É um Governo que tratou a Covid como uma "gripezinha"! Estamos a falar de 580 mil mortos! Tratar isso como uma "gripezinha, descredibilizar a vacina dizendo que quem se vacina vira jacaré, descredibilizar o porte de máscara, quando os governos estaduais tentavam impor confinamento, como quase todos os países, o Presidente da República esperneava e lutava por todos os meios para impedir esses confinamentos, dizendo que a imunidade de rebanho se criaria quando morressem as pessoas que tivessem que morrer. Nós estamos a falar de crime, claro!

O “Paraíso” é um espelho que reflete sobre a velhice no Brasil. Acha que a tradição de cantar na rua não tem herdeiros?

Acho que o filme retrata essa população idosa de uma maneira que é muito brasileira, mas é também mundial. No mundo inteiro, as pessoas com 80 ou 90 anos estão um pouco na "prateleira". Como se a sua função social deixasse de ter tido lugar, como se elas parecessem desnecessárias e nem tivessem direito à felicidade e alegria.
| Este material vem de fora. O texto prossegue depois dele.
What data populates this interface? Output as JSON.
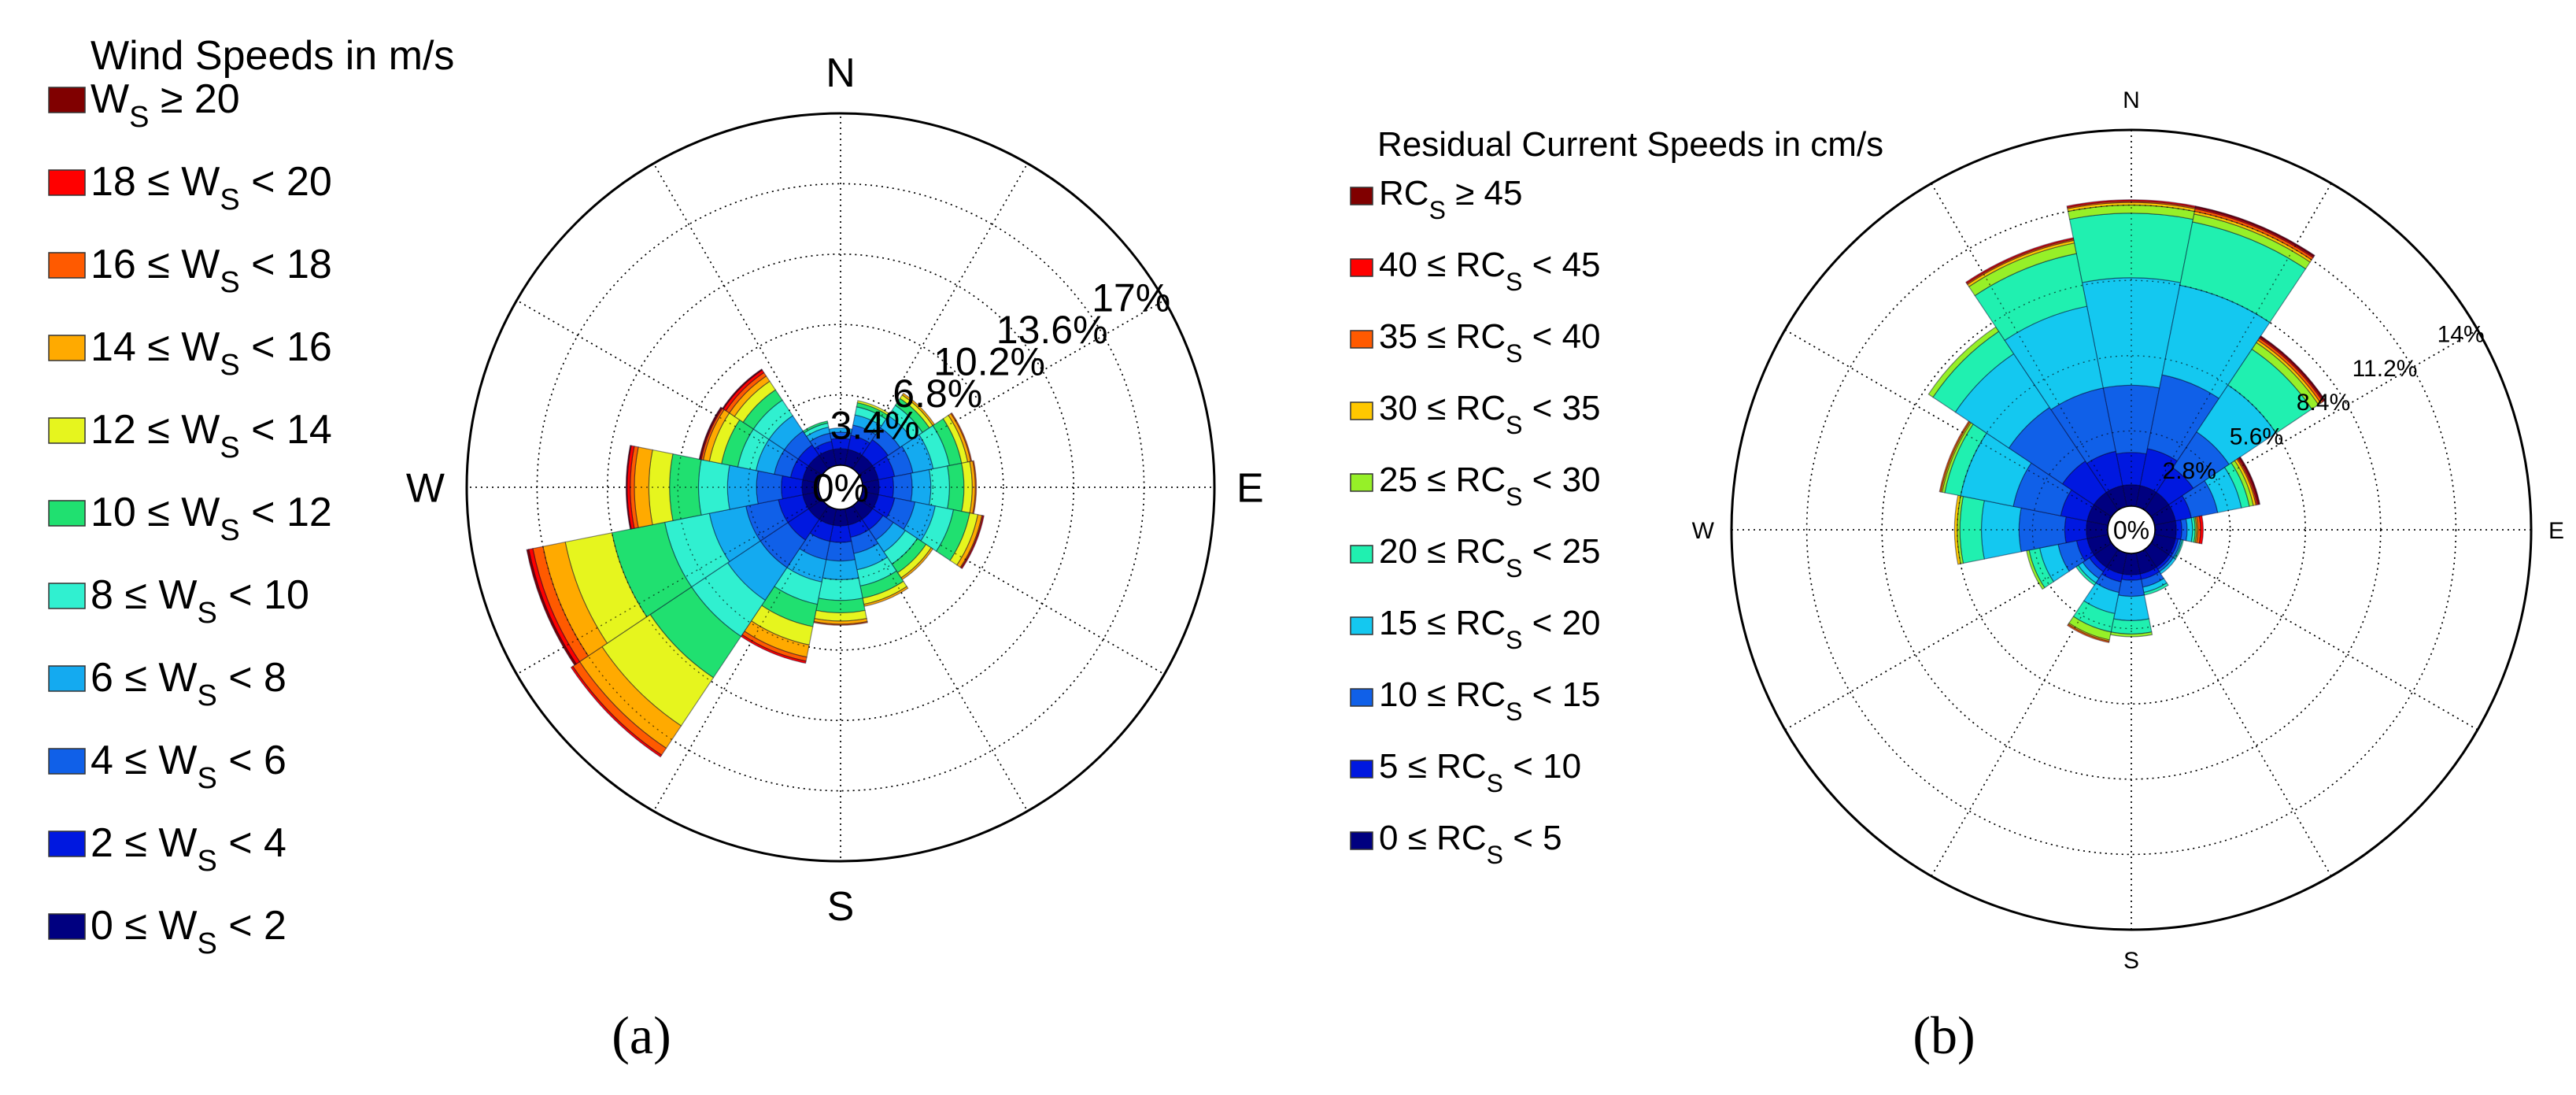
{
  "chart_data": [
    {
      "type": "windrose",
      "panel_label": "(a)",
      "legend_title": "Wind Speeds in m/s",
      "legend": [
        {
          "pre": "W",
          "sub": "S",
          "post": " ≥ 20",
          "color": "#800000"
        },
        {
          "pre": "18 ≤ W",
          "sub": "S",
          "post": " < 20",
          "color": "#ff0000"
        },
        {
          "pre": "16 ≤ W",
          "sub": "S",
          "post": " < 18",
          "color": "#ff5a00"
        },
        {
          "pre": "14 ≤ W",
          "sub": "S",
          "post": " < 16",
          "color": "#ffaa00"
        },
        {
          "pre": "12 ≤ W",
          "sub": "S",
          "post": " < 14",
          "color": "#e6f51e"
        },
        {
          "pre": "10 ≤ W",
          "sub": "S",
          "post": " < 12",
          "color": "#20e070"
        },
        {
          "pre": "8 ≤ W",
          "sub": "S",
          "post": " < 10",
          "color": "#30f0d0"
        },
        {
          "pre": "6 ≤ W",
          "sub": "S",
          "post": " < 8",
          "color": "#14aaf0"
        },
        {
          "pre": "4 ≤ W",
          "sub": "S",
          "post": " < 6",
          "color": "#1060e8"
        },
        {
          "pre": "2 ≤ W",
          "sub": "S",
          "post": " < 4",
          "color": "#0018e0"
        },
        {
          "pre": "0 ≤ W",
          "sub": "S",
          "post": " < 2",
          "color": "#000080"
        }
      ],
      "directions": [
        "N",
        "E",
        "S",
        "W"
      ],
      "center_label": "0%",
      "rmax": 17,
      "ring_values": [
        3.4,
        6.8,
        10.2,
        13.6,
        17
      ],
      "ring_labels": [
        "3.4%",
        "6.8%",
        "10.2%",
        "13.6%",
        "17%"
      ],
      "sector_width_deg": 22.5,
      "sectors": [
        {
          "dir_deg": 0,
          "cumulative": [
            0.8,
            1.3,
            1.6,
            1.8,
            1.8,
            1.8,
            1.8,
            1.8,
            1.8,
            1.8,
            1.8
          ]
        },
        {
          "dir_deg": 22.5,
          "cumulative": [
            0.8,
            1.5,
            2.0,
            2.5,
            2.9,
            3.1,
            3.2,
            3.2,
            3.2,
            3.2,
            3.2
          ]
        },
        {
          "dir_deg": 45,
          "cumulative": [
            0.8,
            1.7,
            2.4,
            3.1,
            3.7,
            4.1,
            4.3,
            4.4,
            4.4,
            4.4,
            4.4
          ]
        },
        {
          "dir_deg": 67.5,
          "cumulative": [
            0.8,
            1.6,
            2.5,
            3.5,
            4.3,
            4.9,
            5.2,
            5.35,
            5.4,
            5.4,
            5.4
          ]
        },
        {
          "dir_deg": 90,
          "cumulative": [
            0.8,
            1.5,
            2.4,
            3.3,
            4.2,
            4.9,
            5.3,
            5.45,
            5.5,
            5.5,
            5.5
          ]
        },
        {
          "dir_deg": 112.5,
          "cumulative": [
            0.8,
            1.6,
            2.6,
            3.6,
            4.5,
            5.3,
            5.7,
            5.9,
            5.95,
            6.0,
            6.0
          ]
        },
        {
          "dir_deg": 135,
          "cumulative": [
            0.8,
            1.4,
            2.0,
            2.7,
            3.4,
            3.9,
            4.2,
            4.3,
            4.3,
            4.3,
            4.3
          ]
        },
        {
          "dir_deg": 157.5,
          "cumulative": [
            0.8,
            1.4,
            2.2,
            3.0,
            3.8,
            4.4,
            4.7,
            4.8,
            4.8,
            4.8,
            4.8
          ]
        },
        {
          "dir_deg": 180,
          "cumulative": [
            0.8,
            1.6,
            2.5,
            3.4,
            4.4,
            5.0,
            5.4,
            5.55,
            5.6,
            5.6,
            5.6
          ]
        },
        {
          "dir_deg": 202.5,
          "cumulative": [
            0.8,
            1.6,
            2.5,
            3.6,
            4.7,
            5.8,
            6.7,
            7.3,
            7.5,
            7.6,
            7.6
          ]
        },
        {
          "dir_deg": 225,
          "cumulative": [
            0.8,
            2.0,
            3.6,
            5.5,
            7.6,
            10.0,
            12.8,
            14.1,
            14.5,
            14.6,
            14.6
          ]
        },
        {
          "dir_deg": 247.5,
          "cumulative": [
            0.8,
            2.0,
            3.6,
            5.4,
            7.6,
            10.2,
            12.5,
            13.6,
            14.1,
            14.3,
            14.4
          ]
        },
        {
          "dir_deg": 270,
          "cumulative": [
            0.8,
            1.8,
            3.0,
            4.4,
            5.8,
            7.2,
            8.2,
            8.9,
            9.1,
            9.25,
            9.3
          ]
        },
        {
          "dir_deg": 292.5,
          "cumulative": [
            0.8,
            1.4,
            2.2,
            3.1,
            4.0,
            4.8,
            5.4,
            5.7,
            5.8,
            5.85,
            5.9
          ]
        },
        {
          "dir_deg": 315,
          "cumulative": [
            0.8,
            1.4,
            2.2,
            3.1,
            4.0,
            4.6,
            5.1,
            5.4,
            5.6,
            5.75,
            5.8
          ]
        },
        {
          "dir_deg": 337.5,
          "cumulative": [
            0.8,
            1.2,
            1.6,
            1.9,
            2.1,
            2.2,
            2.2,
            2.2,
            2.2,
            2.2,
            2.2
          ]
        }
      ]
    },
    {
      "type": "windrose",
      "panel_label": "(b)",
      "legend_title": "Residual Current Speeds in cm/s",
      "legend": [
        {
          "pre": "RC",
          "sub": "S",
          "post": " ≥ 45",
          "color": "#800000"
        },
        {
          "pre": "40 ≤ RC",
          "sub": "S",
          "post": " < 45",
          "color": "#ff0000"
        },
        {
          "pre": "35 ≤ RC",
          "sub": "S",
          "post": " < 40",
          "color": "#ff5a00"
        },
        {
          "pre": "30 ≤ RC",
          "sub": "S",
          "post": " < 35",
          "color": "#ffc800"
        },
        {
          "pre": "25 ≤ RC",
          "sub": "S",
          "post": " < 30",
          "color": "#96f028"
        },
        {
          "pre": "20 ≤ RC",
          "sub": "S",
          "post": " < 25",
          "color": "#20f0b0"
        },
        {
          "pre": "15 ≤ RC",
          "sub": "S",
          "post": " < 20",
          "color": "#14c8f0"
        },
        {
          "pre": "10 ≤ RC",
          "sub": "S",
          "post": " < 15",
          "color": "#1060e8"
        },
        {
          "pre": "5 ≤ RC",
          "sub": "S",
          "post": " < 10",
          "color": "#0018e0"
        },
        {
          "pre": "0 ≤ RC",
          "sub": "S",
          "post": " < 5",
          "color": "#000080"
        }
      ],
      "directions": [
        "N",
        "E",
        "S",
        "W"
      ],
      "center_label": "0%",
      "rmax": 14,
      "ring_values": [
        2.8,
        5.6,
        8.4,
        11.2,
        14
      ],
      "ring_labels": [
        "2.8%",
        "5.6%",
        "8.4%",
        "11.2%",
        "14%"
      ],
      "sector_width_deg": 22.5,
      "sectors": [
        {
          "dir_deg": 0,
          "cumulative": [
            0.8,
            2.0,
            4.5,
            8.5,
            10.9,
            11.2,
            11.3,
            11.35,
            11.4,
            11.4
          ]
        },
        {
          "dir_deg": 22.5,
          "cumulative": [
            0.8,
            2.2,
            5.0,
            8.4,
            10.8,
            11.1,
            11.2,
            11.3,
            11.35,
            11.4
          ]
        },
        {
          "dir_deg": 45,
          "cumulative": [
            0.8,
            1.9,
            3.5,
            5.6,
            7.2,
            7.5,
            7.6,
            7.7,
            7.75,
            7.8
          ]
        },
        {
          "dir_deg": 67.5,
          "cumulative": [
            0.8,
            1.4,
            2.4,
            3.3,
            3.6,
            3.75,
            3.85,
            3.9,
            3.95,
            4.0
          ]
        },
        {
          "dir_deg": 90,
          "cumulative": [
            0.8,
            1.0,
            1.2,
            1.4,
            1.5,
            1.55,
            1.6,
            1.7,
            1.8,
            1.8
          ]
        },
        {
          "dir_deg": 112.5,
          "cumulative": [
            0.8,
            0.9,
            1.0,
            1.05,
            1.1,
            1.1,
            1.1,
            1.1,
            1.1,
            1.1
          ]
        },
        {
          "dir_deg": 135,
          "cumulative": [
            0.8,
            0.9,
            1.0,
            1.1,
            1.1,
            1.1,
            1.1,
            1.1,
            1.1,
            1.1
          ]
        },
        {
          "dir_deg": 157.5,
          "cumulative": [
            0.8,
            1.0,
            1.3,
            1.5,
            1.6,
            1.6,
            1.6,
            1.6,
            1.6,
            1.6
          ]
        },
        {
          "dir_deg": 180,
          "cumulative": [
            0.8,
            1.0,
            1.6,
            2.5,
            3.0,
            3.1,
            3.1,
            3.1,
            3.1,
            3.1
          ]
        },
        {
          "dir_deg": 202.5,
          "cumulative": [
            0.8,
            1.1,
            1.5,
            2.3,
            3.0,
            3.3,
            3.35,
            3.4,
            3.4,
            3.4
          ]
        },
        {
          "dir_deg": 225,
          "cumulative": [
            0.8,
            1.0,
            1.3,
            1.5,
            1.6,
            1.6,
            1.6,
            1.6,
            1.6,
            1.6
          ]
        },
        {
          "dir_deg": 247.5,
          "cumulative": [
            0.8,
            1.2,
            1.9,
            2.6,
            3.0,
            3.1,
            3.1,
            3.1,
            3.1,
            3.1
          ]
        },
        {
          "dir_deg": 270,
          "cumulative": [
            0.8,
            1.6,
            3.3,
            4.7,
            5.5,
            5.6,
            5.7,
            5.7,
            5.7,
            5.7
          ]
        },
        {
          "dir_deg": 292.5,
          "cumulative": [
            0.8,
            1.8,
            3.6,
            5.6,
            6.2,
            6.3,
            6.35,
            6.4,
            6.4,
            6.4
          ]
        },
        {
          "dir_deg": 315,
          "cumulative": [
            0.8,
            2.2,
            4.6,
            7.0,
            8.0,
            8.2,
            8.2,
            8.2,
            8.2,
            8.2
          ]
        },
        {
          "dir_deg": 337.5,
          "cumulative": [
            0.8,
            2.1,
            4.5,
            7.6,
            9.6,
            10.0,
            10.1,
            10.15,
            10.2,
            10.2
          ]
        }
      ]
    }
  ]
}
O filme mostra que muitas pessoas dizem que, finalmente, nessa idade encontraram uma forma de felicidade e alegria, de estarem bem consigo mesmas. O canto que morre com quem morreu não desaparece, é uma transmissão geracional. Nesse filme, você tem os regadores com 20 e tal anos que cantam outra coisa, mas há uma série de valores que foram transmitidos de geração em geração e não acredito que possa desaparecer tudo.

O Sérgio Tréfaut está já a trabalhar noutro filme. Que filme é esse?
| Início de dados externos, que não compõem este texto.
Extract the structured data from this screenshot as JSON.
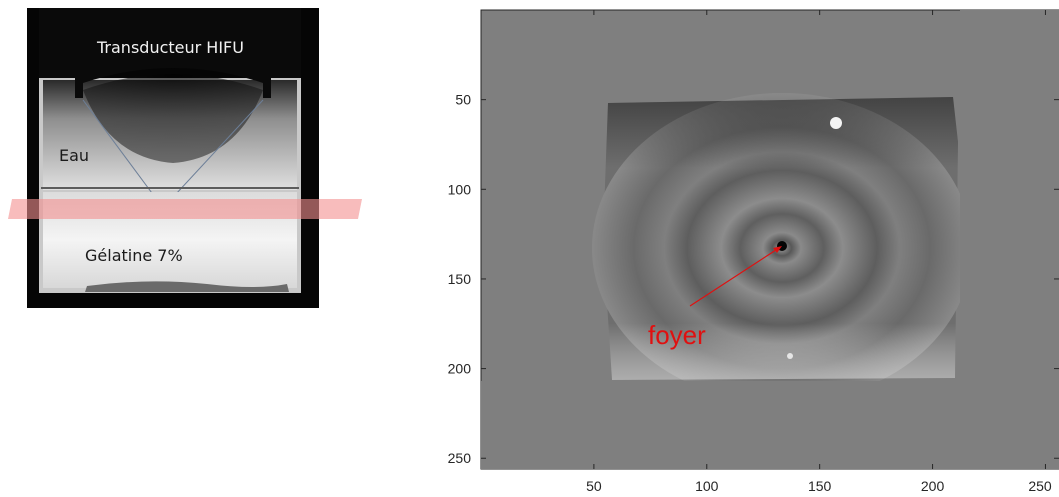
{
  "left_image": {
    "labels": {
      "transducer": "Transducteur HIFU",
      "water": "Eau",
      "gel": "Gélatine 7%"
    },
    "colors": {
      "background": "#050505",
      "slice_band": "#f48f8f"
    }
  },
  "plot": {
    "x_ticks": [
      "50",
      "100",
      "150",
      "200",
      "250"
    ],
    "y_ticks": [
      "50",
      "100",
      "150",
      "200",
      "250"
    ],
    "x_range": [
      0,
      256
    ],
    "y_range": [
      256,
      0
    ],
    "annotation": {
      "text": "foyer",
      "color": "#e01010",
      "target": [
        133,
        133
      ]
    },
    "colors": {
      "axes_background": "#7f7f7f"
    }
  }
}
Estou na conclusão da montagem de uma ficção, intitulada "A Noiva", que foca o destino das jovens, neste caso, uma franco-portuguesa que deixaram a família, os pais de origem católica, aos 16 anos para fugirem para a Síria e se casarem com um jihadista. Há muitas. Há relatos que foram acompanhados pela imprensa em Portugal, pela imprensa inglesa e francesa.

O meu filme, pega nessa personagem quando ela tem 20 anos, após a queda do Estado Islâmico. Ela encontra-se num campo de prisioneiros e está com duas crianças, uma em cada braço, e está grávida de uma terceira. É viúva de dois jihadistas e tem aparentemente a vida pela frente. Mas que vida é que ela tem pela frente? Onde é que ela se encontra? O que está na cabeça de uma menina dessa idade?

Quis fazer um filme em que tento entender o que é uma menina dessa idade que foi por um caminho tão suicidário. Tive uma sorte enorme de encontrar uma jovem atriz portuguesa, a Joana Bernardo, que aprendeu árabe e francês e que interpreta magnificamente as ambivalências e os mistérios dessa personagem.